Cheyenne Cole
Managing Editor
Cameron senior Lorenzo Butler’s rendition of the Scottish folk song “The Water is Wide” is available for purchase on imaginemusicpublishing.com.
Imagine Music Publishing licensed and published Butler’s original composition this semester.
In an arrangement theory course, Butler’s professor tasked the class with arranging a choral piece.
Butler searched for a piece, stumbled upon “The Water is Wide” in a choral book and remembered the first time he heard his best friend sing it in high school.
“The song is very beautiful, and it really fit his voice well,” he said. “It was just stuck in my head for months – to see my friend open up as an artist because he was really shy.”
Butler knew in that moment that this was the piece he wanted to make his own.
“It’s a combination of: nothing is impossible, you just have to think outside the box, and different struggles of life, love and happiness — that spoke to me,” he said.
He found the lyrics of the first verse meaningful.
“The water is wide / I can’t cross over / But neither have I wings to fly / So I’ll build a boat that can carry to / And both shall row / My love and I.”
Butler said the soothing tune, although it originates from Scotland, serves as a reminder of his Irish heritage.
“The song has this comforting folklike melody, which you can pretty much sing anywhere,” he said.

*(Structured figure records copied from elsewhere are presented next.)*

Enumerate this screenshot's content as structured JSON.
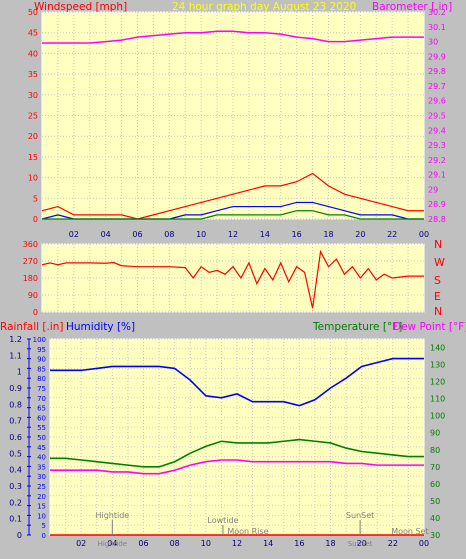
{
  "header": {
    "title": "24 hour graph day   August 23 2020",
    "left_title": "Windspeed [mph]",
    "right_title": "Barometer [.in]"
  },
  "colors": {
    "plot_bg": "#ffffc0",
    "panel_bg": "#c0c0c0",
    "wind": "#ff0000",
    "gust": "#0000ff",
    "avg_wind": "#008000",
    "barometer": "#ff00ff",
    "direction": "#ff0000",
    "temperature": "#008000",
    "dew_point": "#ff00ff",
    "humidity": "#0000ff",
    "rain": "#ff0000"
  },
  "panels": {
    "direction": {
      "labels": [
        "N",
        "W",
        "S",
        "E",
        "N"
      ]
    },
    "lower": {
      "rain_title": "Rainfall [.in]",
      "humidity_title": "Humidity [%]",
      "temp_title": "Temperature [°F]",
      "dew_title": "Dew Point [°F]"
    }
  },
  "x_ticks": [
    "02",
    "04",
    "06",
    "08",
    "10",
    "12",
    "14",
    "16",
    "18",
    "20",
    "22",
    "00"
  ],
  "events": [
    {
      "label": "Hightide",
      "hour": 4.0,
      "row": "upper"
    },
    {
      "label": "Lowtide",
      "hour": 11.1,
      "row": "middle"
    },
    {
      "label": "Moon Rise",
      "hour": 12.7,
      "row": "lower"
    },
    {
      "label": "SunSet",
      "hour": 19.9,
      "row": "upper"
    },
    {
      "label": "Moon Set",
      "hour": 23.1,
      "row": "lower"
    }
  ],
  "bottom_event_labels": [
    {
      "label": "Hightide",
      "hour": 4.0
    },
    {
      "label": "SunSet",
      "hour": 19.9
    }
  ],
  "chart_data": [
    {
      "type": "line",
      "title": "24 hour graph day   August 23 2020",
      "ylabel": "Windspeed [mph]",
      "y2label": "Barometer [.in]",
      "ylim": [
        0,
        50
      ],
      "y_ticks": [
        0,
        5,
        10,
        15,
        20,
        25,
        30,
        35,
        40,
        45,
        50
      ],
      "y2lim": [
        28.8,
        30.2
      ],
      "y2_ticks": [
        "28.8",
        "28.9",
        "29",
        "29.1",
        "29.2",
        "29.3",
        "29.4",
        "29.5",
        "29.6",
        "29.7",
        "29.8",
        "29.9",
        "30",
        "30.1",
        "30.2"
      ],
      "x_hours": [
        0,
        24
      ],
      "series": [
        {
          "axis": "y2",
          "x": [
            0,
            1,
            2,
            3,
            4,
            5,
            6,
            7,
            8,
            9,
            10,
            11,
            12,
            13,
            14,
            15,
            16,
            17,
            18,
            19,
            20,
            21,
            22,
            23,
            24
          ],
          "values": [
            29.99,
            29.99,
            29.99,
            29.99,
            30.0,
            30.01,
            30.03,
            30.04,
            30.05,
            30.06,
            30.06,
            30.07,
            30.07,
            30.06,
            30.06,
            30.05,
            30.03,
            30.02,
            30.0,
            30.0,
            30.01,
            30.02,
            30.03,
            30.03,
            30.03
          ]
        },
        {
          "axis": "y",
          "x": [
            0,
            1,
            2,
            3,
            4,
            5,
            6,
            7,
            8,
            9,
            10,
            11,
            12,
            13,
            14,
            15,
            16,
            17,
            18,
            19,
            20,
            21,
            22,
            23,
            24
          ],
          "values": [
            2,
            3,
            1,
            1,
            1,
            1,
            0,
            1,
            2,
            3,
            4,
            5,
            6,
            7,
            8,
            8,
            9,
            11,
            8,
            6,
            5,
            4,
            3,
            2,
            2
          ]
        },
        {
          "axis": "y",
          "x": [
            0,
            1,
            2,
            3,
            4,
            5,
            6,
            7,
            8,
            9,
            10,
            11,
            12,
            13,
            14,
            15,
            16,
            17,
            18,
            19,
            20,
            21,
            22,
            23,
            24
          ],
          "values": [
            0,
            1,
            0,
            0,
            0,
            0,
            0,
            0,
            0,
            1,
            1,
            2,
            3,
            3,
            3,
            3,
            4,
            4,
            3,
            2,
            1,
            1,
            1,
            0,
            0
          ]
        },
        {
          "axis": "y",
          "x": [
            0,
            1,
            2,
            3,
            4,
            5,
            6,
            7,
            8,
            9,
            10,
            11,
            12,
            13,
            14,
            15,
            16,
            17,
            18,
            19,
            20,
            21,
            22,
            23,
            24
          ],
          "values": [
            0,
            0,
            0,
            0,
            0,
            0,
            0,
            0,
            0,
            0,
            0,
            1,
            1,
            1,
            1,
            1,
            2,
            2,
            1,
            1,
            0,
            0,
            0,
            0,
            0
          ]
        }
      ]
    },
    {
      "type": "line",
      "ylabel": "",
      "ylim": [
        0,
        360
      ],
      "y_ticks": [
        0,
        90,
        180,
        270,
        360
      ],
      "x_hours": [
        0,
        24
      ],
      "series": [
        {
          "x": [
            0,
            0.5,
            1,
            1.5,
            2,
            3,
            4,
            4.5,
            5,
            6,
            7,
            8,
            9,
            9.5,
            10,
            10.5,
            11,
            11.5,
            12,
            12.5,
            13,
            13.5,
            14,
            14.5,
            15,
            15.5,
            16,
            16.5,
            17,
            17.5,
            18,
            18.5,
            19,
            19.5,
            20,
            20.5,
            21,
            21.5,
            22,
            23,
            24
          ],
          "values": [
            250,
            260,
            250,
            260,
            260,
            260,
            258,
            262,
            245,
            240,
            240,
            240,
            235,
            180,
            240,
            210,
            220,
            200,
            240,
            180,
            260,
            150,
            230,
            170,
            260,
            160,
            240,
            210,
            20,
            320,
            240,
            280,
            200,
            240,
            180,
            230,
            170,
            200,
            180,
            190,
            190
          ]
        }
      ]
    },
    {
      "type": "line",
      "ylabel": "Rainfall [.in]",
      "y2label": "Humidity [%]",
      "y3label": "Temperature [°F]",
      "y4label": "Dew Point [°F]",
      "ylim": [
        0,
        1.2
      ],
      "y_ticks": [
        "0",
        "0.1",
        "0.2",
        "0.3",
        "0.4",
        "0.5",
        "0.6",
        "0.7",
        "0.8",
        "0.9",
        "1",
        "1.1",
        "1.2"
      ],
      "y2lim": [
        0,
        100
      ],
      "y2_ticks": [
        0,
        5,
        10,
        15,
        20,
        25,
        30,
        35,
        40,
        45,
        50,
        55,
        60,
        65,
        70,
        75,
        80,
        85,
        90,
        95,
        100
      ],
      "y3lim": [
        30,
        145
      ],
      "y3_ticks": [
        30,
        40,
        50,
        60,
        70,
        80,
        90,
        100,
        110,
        120,
        130,
        140
      ],
      "x_hours": [
        0,
        24
      ],
      "series": [
        {
          "name": "Humidity [%]",
          "axis": "y2",
          "x": [
            0,
            1,
            2,
            3,
            4,
            5,
            6,
            7,
            8,
            9,
            10,
            11,
            12,
            13,
            14,
            15,
            16,
            17,
            18,
            19,
            20,
            21,
            22,
            23,
            24
          ],
          "values": [
            84,
            84,
            84,
            85,
            86,
            86,
            86,
            86,
            85,
            79,
            71,
            70,
            72,
            68,
            68,
            68,
            66,
            69,
            75,
            80,
            86,
            88,
            90,
            90,
            90
          ]
        },
        {
          "name": "Temperature [°F]",
          "axis": "y3",
          "x": [
            0,
            1,
            2,
            3,
            4,
            5,
            6,
            7,
            8,
            9,
            10,
            11,
            12,
            13,
            14,
            15,
            16,
            17,
            18,
            19,
            20,
            21,
            22,
            23,
            24
          ],
          "values": [
            75,
            75,
            74,
            73,
            72,
            71,
            70,
            70,
            73,
            78,
            82,
            85,
            84,
            84,
            84,
            85,
            86,
            85,
            84,
            81,
            79,
            78,
            77,
            76,
            76
          ]
        },
        {
          "name": "Dew Point [°F]",
          "axis": "y3",
          "x": [
            0,
            1,
            2,
            3,
            4,
            5,
            6,
            7,
            8,
            9,
            10,
            11,
            12,
            13,
            14,
            15,
            16,
            17,
            18,
            19,
            20,
            21,
            22,
            23,
            24
          ],
          "values": [
            68,
            68,
            68,
            68,
            67,
            67,
            66,
            66,
            68,
            71,
            73,
            74,
            74,
            73,
            73,
            73,
            73,
            73,
            73,
            72,
            72,
            71,
            71,
            71,
            71
          ]
        },
        {
          "name": "Rainfall [.in]",
          "axis": "y",
          "x": [
            0,
            24
          ],
          "values": [
            0,
            0
          ]
        }
      ]
    }
  ]
}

A member of the CU Concert Choir, the CU Centennial Singers and the CU Percussion ensemble, Butler has always been involved in music in an academic setting.
As a child, he found music all around him; his mother sang to him, his father blared the radio and older siblings shared their own music.
“Music was already a part of me,” he said. “It was this habit that was already there that I don’t think I can ever escape from.”
But his own first music discovery was the rock band Coldplay.
“They influenced how I listened to music and how I treated dissonances or the clashy sounds that you hear in music,” he said. “Everything has this flow, and they know how to make you feel.”
Butler added piano, vocal harmonies and key changes to “The Water is Wide” and showed it to his compositional professor, Dr. Gregory Hoepfner, who encouraged him to submit it for publication.
Hoepfner said he was not surprised that Imagine Publishing picked up Butler’s piece.
“It’s quality, professional work. And it has a market,” he said. “There are always people looking for this kind of composition. It’s a well-written choral piece and based on a familiar tune that many people like.”
Hoepfner said this is an accomplishment that will take Butler far in the music profession.
“If nothing else,” he said. “I hope this gives him some validation for all the hard work that he has done these last few years. He is a very talented young man.”
Butler will debut “The Water is Wide” with the Centennial Singers at the annual choir concert at 7:30 p.m., April 26, in the University Theatre.